What makes modeling stand out from other “inquiry-based” approaches?
While I’m not entirely familiar with all of the flavors of “inquiry” type instruction out there, I do know that there are many different ideas and opinions amongst educators about what “inquiry” instruction is. Often, in talking with others about modeling instruction, I can tell that they tend to attach my words about modeling to their existing ideas about inquiry, and rightfully so. People learn by comparing and contrasting new ideas with what they already think. Unfortunately, this makes it difficult to simply explain what modeling instruction is, since it usually gets lumped together with other inquiry or ‘discovery’ approaches. Often, my descriptions of modeling instruction are interpreted in the context of how single lessons are facilitated. This is part of MI, but is not the entire picture. MI is more so a philosophy behind teaching science than it is a particular way of facilitating lab activities. MI’s focus on the collaborative development and deployment of foundational scientific models is what sets it apart from other inquiry-based lesson-specific teaching techniques. Students “do science” like real scientists, not just during one ‘inquiry-type’ lab, but for nearly all of the course. The design of the curriculum and the modeling cycle promote continuous scientific thinking and doing!

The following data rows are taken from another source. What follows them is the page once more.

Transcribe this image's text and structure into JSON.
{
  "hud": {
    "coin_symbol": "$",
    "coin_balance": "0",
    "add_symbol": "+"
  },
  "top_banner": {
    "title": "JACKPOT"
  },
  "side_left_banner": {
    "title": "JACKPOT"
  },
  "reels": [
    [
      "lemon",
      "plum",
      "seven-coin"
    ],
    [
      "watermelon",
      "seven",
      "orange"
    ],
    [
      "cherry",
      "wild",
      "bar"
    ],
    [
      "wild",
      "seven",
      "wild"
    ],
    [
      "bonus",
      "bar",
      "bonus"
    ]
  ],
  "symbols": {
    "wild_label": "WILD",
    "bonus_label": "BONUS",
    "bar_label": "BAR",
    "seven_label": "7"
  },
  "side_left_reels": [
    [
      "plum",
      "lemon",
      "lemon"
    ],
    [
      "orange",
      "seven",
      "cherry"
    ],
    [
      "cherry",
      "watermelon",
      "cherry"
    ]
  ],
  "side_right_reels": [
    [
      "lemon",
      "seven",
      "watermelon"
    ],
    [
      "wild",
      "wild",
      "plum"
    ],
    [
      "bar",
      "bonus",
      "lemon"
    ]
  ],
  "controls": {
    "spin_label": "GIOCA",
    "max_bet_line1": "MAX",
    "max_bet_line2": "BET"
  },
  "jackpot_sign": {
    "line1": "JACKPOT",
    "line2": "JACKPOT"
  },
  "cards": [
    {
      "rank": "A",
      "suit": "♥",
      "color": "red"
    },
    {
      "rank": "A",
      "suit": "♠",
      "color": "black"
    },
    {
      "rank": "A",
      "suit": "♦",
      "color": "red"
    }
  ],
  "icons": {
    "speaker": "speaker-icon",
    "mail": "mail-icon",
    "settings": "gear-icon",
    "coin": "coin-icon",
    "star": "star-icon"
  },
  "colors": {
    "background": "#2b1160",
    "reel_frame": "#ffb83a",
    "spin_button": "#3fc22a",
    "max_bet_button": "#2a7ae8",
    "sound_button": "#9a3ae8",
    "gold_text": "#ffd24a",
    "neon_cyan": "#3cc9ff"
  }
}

Other inquiry based approaches I’ve heard of do not take curriculum design to this level, or emphasize the building and using of models as a primary objective for teaching science. In the modeling curriculum students repeatedly create models and then use them. They don’t discover models. Discovery has more to do with observing something new. Model creation is different. It is the intentional making of a conceptual “set of rules”(represented with graphs, diagrams, words, etc.) to describe or explain what was observed (ie. the ‘discovery’). The heart of Modeling Instruction is all in the name. MI is about making and using scientific models!